Tiger Iron, also known as Mugglestone, is found primarily in Australia and South Africa. It is a banded stone containing layers of golden tiger’s eye, red (and sometimes yellow) jasper and hematite.
The tiger’s eye quartz in this gemstone demonstrates chatoyancy, an optical effect which creates a luminous sheen reminiscent of a cat’s eye. Indeed, that is where the effect gets its name, from the French œil de chat (cat’s eye). The arrangement of fibres in tiger’s eye is responsible for this chatoyancy.
Jasper, a blend of chalcedony and opaque quartz, comes in several colours such as red, yellow, brown, green and blue and can have spots, blotches or stripes. In fact, the name jasper, handed down through the millennia from Asian and Middle-eastern languages, means “spotted or speckled stone”. The red jasper in tiger iron is caused by iron inclusions.
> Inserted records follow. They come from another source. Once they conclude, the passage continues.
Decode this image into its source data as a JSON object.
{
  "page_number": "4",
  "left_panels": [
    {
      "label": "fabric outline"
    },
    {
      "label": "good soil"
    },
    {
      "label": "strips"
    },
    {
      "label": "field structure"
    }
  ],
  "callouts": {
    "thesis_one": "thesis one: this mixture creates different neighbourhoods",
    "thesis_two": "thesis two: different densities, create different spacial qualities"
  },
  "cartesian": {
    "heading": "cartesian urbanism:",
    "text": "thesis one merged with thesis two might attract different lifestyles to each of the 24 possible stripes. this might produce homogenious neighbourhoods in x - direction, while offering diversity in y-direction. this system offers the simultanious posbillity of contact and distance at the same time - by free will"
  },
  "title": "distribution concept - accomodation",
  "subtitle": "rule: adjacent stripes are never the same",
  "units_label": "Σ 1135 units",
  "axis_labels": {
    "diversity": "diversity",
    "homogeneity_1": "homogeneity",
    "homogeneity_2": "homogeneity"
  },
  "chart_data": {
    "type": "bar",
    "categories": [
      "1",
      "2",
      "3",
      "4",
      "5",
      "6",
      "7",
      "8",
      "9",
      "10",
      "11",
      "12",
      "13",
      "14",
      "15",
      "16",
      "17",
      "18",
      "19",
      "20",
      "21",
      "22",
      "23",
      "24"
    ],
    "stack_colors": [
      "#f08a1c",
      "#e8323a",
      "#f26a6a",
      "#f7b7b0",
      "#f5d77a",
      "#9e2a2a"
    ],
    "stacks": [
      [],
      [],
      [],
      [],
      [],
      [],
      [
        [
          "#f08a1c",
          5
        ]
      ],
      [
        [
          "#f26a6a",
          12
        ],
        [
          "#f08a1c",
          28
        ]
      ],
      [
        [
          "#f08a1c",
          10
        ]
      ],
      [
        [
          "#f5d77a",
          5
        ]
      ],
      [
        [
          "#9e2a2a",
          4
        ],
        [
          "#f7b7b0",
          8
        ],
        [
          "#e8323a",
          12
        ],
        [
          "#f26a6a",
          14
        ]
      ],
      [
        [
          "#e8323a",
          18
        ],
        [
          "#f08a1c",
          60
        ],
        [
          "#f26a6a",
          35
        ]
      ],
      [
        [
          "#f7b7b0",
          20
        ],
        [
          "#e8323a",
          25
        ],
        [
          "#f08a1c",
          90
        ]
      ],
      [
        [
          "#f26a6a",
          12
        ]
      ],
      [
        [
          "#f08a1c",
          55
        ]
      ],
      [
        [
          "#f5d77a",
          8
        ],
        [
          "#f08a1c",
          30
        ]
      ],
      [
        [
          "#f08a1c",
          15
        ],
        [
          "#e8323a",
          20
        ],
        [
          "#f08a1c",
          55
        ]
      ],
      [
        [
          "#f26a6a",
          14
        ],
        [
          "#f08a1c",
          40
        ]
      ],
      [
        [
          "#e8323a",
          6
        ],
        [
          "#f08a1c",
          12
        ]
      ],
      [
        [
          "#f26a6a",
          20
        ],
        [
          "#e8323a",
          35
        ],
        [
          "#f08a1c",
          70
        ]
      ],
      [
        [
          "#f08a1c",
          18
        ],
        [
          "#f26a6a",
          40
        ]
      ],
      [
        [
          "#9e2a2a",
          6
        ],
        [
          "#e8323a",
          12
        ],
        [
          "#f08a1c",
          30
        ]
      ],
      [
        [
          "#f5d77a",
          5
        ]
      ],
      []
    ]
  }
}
Hematite is an iron oxide which can be black, steel grey, silver, or a dark reddish-brown. Its main use is as ore for iron, and the deep red varieties make a pigment. Powdered rouge (used in paint and cosmetics), red or yellow ochre clay and the red drawing chalk, sanguine, all contain various amounts of hematite.
So why is Tiger Iron sometimes called Mugglestone? Some believe that tiger iron is a protective stone which deflects harmful energy caused by the judgments of others. We first saw the term muggle in Harry Potter, of course, referring to non-magickal folk, or to those who don’t believe in magick or consider it evil. How appropriate, then, that this grounding stone, which contains the strength of iron, is often used to repel negativity and provide power, stamina and positive energy in the face of adversity!